Drought reaping parched harvest for propane’s grain-drying season

September 20, 2012 By    

Bringing to mind the poignant Dust Bowl ballads of Woody Guthrie in the 1930s, from the cornfields to the capital, comparisons are already being made regarding the potential long-term economic impact of the Great Drought of 2012.

Perhaps you’ve seen television news reports featuring frightened and frustrated farmers lamenting lost revenue as they hold up way-too-small ears of corn stricken with deformed kernels.

Failed fields have been laid to waste as sharp price increases for many commodities are on the way. Corn-based materials are contained in a wide array of products, ranging from cosmetics to packaging.

Ranchers have been sending their livestock to slaughter early because they can’t afford the skyrocketing cost of feed; liquidated herds will beef up the price of meat.

With what is said to be the worst drought to hit the nation in a half century, this year’s propane-fired crop-drying season, as of mid-August, appears to have withered on the vine.

And oh, how fast things can change. This year’s corn crop was predicted in March to be one of the largest on record. But, according to government officials, half of the United States faced conditions of moderate to exceptional drought.
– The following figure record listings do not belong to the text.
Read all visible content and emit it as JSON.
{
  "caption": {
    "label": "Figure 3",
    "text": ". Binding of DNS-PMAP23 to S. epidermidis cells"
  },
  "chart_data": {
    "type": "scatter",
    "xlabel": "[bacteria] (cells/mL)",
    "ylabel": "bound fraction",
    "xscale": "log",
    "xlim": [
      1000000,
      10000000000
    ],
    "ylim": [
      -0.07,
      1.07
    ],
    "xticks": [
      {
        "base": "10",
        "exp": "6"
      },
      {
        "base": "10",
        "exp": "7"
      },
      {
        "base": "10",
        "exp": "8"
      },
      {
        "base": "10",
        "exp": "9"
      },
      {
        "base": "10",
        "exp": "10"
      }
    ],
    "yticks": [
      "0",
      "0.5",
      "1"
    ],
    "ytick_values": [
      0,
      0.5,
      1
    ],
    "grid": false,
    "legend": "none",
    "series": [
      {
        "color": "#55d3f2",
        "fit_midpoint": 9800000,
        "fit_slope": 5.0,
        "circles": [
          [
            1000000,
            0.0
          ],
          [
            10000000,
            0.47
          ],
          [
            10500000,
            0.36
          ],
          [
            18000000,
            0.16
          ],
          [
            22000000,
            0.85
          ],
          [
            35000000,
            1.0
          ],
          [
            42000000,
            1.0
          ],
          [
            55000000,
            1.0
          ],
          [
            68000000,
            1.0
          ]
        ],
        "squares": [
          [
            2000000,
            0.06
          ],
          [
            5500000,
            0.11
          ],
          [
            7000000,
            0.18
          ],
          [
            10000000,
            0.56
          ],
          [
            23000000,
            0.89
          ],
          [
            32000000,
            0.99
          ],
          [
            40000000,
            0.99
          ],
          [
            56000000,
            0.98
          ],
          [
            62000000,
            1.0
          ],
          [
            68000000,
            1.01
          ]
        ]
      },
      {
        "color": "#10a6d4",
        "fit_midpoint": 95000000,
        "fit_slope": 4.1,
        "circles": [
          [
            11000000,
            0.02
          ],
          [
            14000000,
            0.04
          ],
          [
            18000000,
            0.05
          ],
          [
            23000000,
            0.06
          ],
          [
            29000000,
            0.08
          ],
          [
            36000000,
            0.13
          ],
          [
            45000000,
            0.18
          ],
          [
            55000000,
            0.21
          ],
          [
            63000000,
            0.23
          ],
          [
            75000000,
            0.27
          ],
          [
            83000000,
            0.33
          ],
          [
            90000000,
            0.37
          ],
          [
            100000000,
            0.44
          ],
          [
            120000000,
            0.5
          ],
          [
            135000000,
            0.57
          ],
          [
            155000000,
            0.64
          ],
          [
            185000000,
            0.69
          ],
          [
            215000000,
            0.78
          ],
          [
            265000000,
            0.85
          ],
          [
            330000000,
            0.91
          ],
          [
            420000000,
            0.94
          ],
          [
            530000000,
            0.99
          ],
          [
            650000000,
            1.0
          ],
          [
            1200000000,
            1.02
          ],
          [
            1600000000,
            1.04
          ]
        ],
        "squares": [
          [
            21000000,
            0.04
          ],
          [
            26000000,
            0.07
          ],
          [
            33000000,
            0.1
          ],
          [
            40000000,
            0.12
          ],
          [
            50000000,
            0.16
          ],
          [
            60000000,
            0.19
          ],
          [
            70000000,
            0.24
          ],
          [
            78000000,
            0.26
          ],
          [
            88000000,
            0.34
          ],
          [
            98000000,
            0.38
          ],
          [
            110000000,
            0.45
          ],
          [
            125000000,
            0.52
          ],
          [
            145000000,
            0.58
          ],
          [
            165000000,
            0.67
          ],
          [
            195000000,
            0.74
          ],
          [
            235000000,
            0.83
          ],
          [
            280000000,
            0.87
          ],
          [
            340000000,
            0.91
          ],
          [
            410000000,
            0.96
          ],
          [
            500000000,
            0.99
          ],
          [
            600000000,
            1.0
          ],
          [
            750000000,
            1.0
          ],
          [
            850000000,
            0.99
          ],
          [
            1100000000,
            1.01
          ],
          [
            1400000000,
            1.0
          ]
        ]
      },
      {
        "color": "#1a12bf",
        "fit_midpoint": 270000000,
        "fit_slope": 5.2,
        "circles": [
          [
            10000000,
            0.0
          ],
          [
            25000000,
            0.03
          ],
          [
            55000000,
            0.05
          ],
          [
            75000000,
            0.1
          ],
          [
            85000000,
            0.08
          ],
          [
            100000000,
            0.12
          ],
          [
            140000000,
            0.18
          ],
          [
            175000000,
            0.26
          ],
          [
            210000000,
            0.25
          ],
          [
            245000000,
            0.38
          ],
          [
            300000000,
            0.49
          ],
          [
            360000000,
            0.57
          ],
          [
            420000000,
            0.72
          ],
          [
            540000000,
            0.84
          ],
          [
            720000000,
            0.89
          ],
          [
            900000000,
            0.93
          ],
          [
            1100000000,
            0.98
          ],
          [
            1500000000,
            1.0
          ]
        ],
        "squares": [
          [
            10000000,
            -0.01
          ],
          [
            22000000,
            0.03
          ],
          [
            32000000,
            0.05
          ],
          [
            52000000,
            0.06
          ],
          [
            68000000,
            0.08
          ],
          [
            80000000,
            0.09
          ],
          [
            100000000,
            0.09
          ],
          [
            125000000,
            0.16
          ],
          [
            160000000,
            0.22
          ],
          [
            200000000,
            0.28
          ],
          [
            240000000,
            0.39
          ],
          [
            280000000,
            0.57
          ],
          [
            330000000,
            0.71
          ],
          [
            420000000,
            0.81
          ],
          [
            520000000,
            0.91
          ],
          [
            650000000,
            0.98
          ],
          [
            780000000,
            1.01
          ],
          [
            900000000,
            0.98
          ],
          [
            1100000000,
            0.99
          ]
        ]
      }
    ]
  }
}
And exceptional in this context does not mean good.

More than 1,000 counties in 26 states have been declared natural disaster areas. An outbreak of wildfires is another negative development.

Searing temperatures of 100-plus degrees and lack of rain have rendered a taxpayer tab of $10 billion in federal crop insurance funds, which do not get disbursed to auxiliary industries such as propane.

“The crop drying is likely to be a bust,” says consultant Peter Fasullo of En*Vantage Inc. It bears noting, however, that the ruined croplands are not universal. There are wide swathes with adequate rain or irrigation where growers are firmly in the green and getting top dollar for their yields.

“We’re probably off 100 bushels an acre, and most of the corn is out drying in the field,” says Jason Newton, owner of Richards Elevator in Taylorsville, Ind. “The corn crop looks like crap.”

Newton’s crop-drying business is down two-thirds this year. “Last year I bought eight to nine tanker loads of LP gas. I’ve already pre-bought three tanker loads this year, but I probably won’t buy any more.”

“I don’t see much crop drying at all this year,” says Michael Faivre, general manager at Burkardt’s LP Gas in Polo, Ill., whose area has received about half of its regular 33 inches of rain. “We’ll see the combines rolling in early September, and that usually happens in October.”

Growers were booking the same amount of propane as usual, yet the outlook for actual purchases was not looking bright.

“I don’t see much wet corn coming in the fall,” Faivre says. “They’re covering their bases. It doesn’t cost them anything to book propane.”

The commercial dryers are applied to field corn used for ethanol and other industrial purposes. Sweet corn, the corn on the cob that people eat, is not dried outside the field. Silage is essentially waste, not worth trying to dry, and this year a lot of corn is meeting that fate.

Even under the best growing conditions, corn drying has been becoming a dying breed of sorts as hybrid varieties have been developed that don’t need additional moisture removal. Faivre estimates that crop drying annually burned 3.5 million gallons 20 to 25 years ago. That figure is now down to 1 million gallons in a normal year.

Tobacco curing is another use for propane-fired dryers, although it amounts to “a drop in the bucket” when compared to the income that grain drying brings in.

Actual figures on crop-drying loads are unclear, according to Mark Leitman, director of business development and marketing at the Propane Education & Research Council (PERC).

Some 1.2 billion to 1.3 billion gallons of propane are purchased each year by the nation’s overall agricultural sector, amounting to about 10 percent of the total national volume. The majority of ag propane is applied to heating buildings for poultry and eggs, livestock, dairy, hogs and greenhouses, in addition to grain drying.

Farm forklifts, older trucks and even tractors are powered by propane, and currently there are 12,000 to 15,000 LP gas irrigation pumps.

“There’s a significant amount of propane used for stationary engines,” says Leitman, adding that PERC is pushing for more widespread applications of this type, which includes large fans to ward off frost. “We have a lot of reasons to be excited about our opportunities for the engine-driven stuff.”

Propane’s value is especially apparent when compared to diesel, according to Leitman.

“When we speak to farmers, we always encourage communication with local propane dealers,” he says. “Both parties should be in some sort of agreement over supply and pricing to avoid surprises.”

PERC has also invested in a couple of projects with companies that manufacture grain-drying equipment.

“We’re working with them to develop more efficient grain dryers,” Leitman says. “Grain drying is kind of a gamble.”

Yet leaving the amber waves to dry in the field also produces unwanted consequences if the plants are ruined by storms or other calamities.

“The farmer is exposing the crop to more risk,” Leitman says.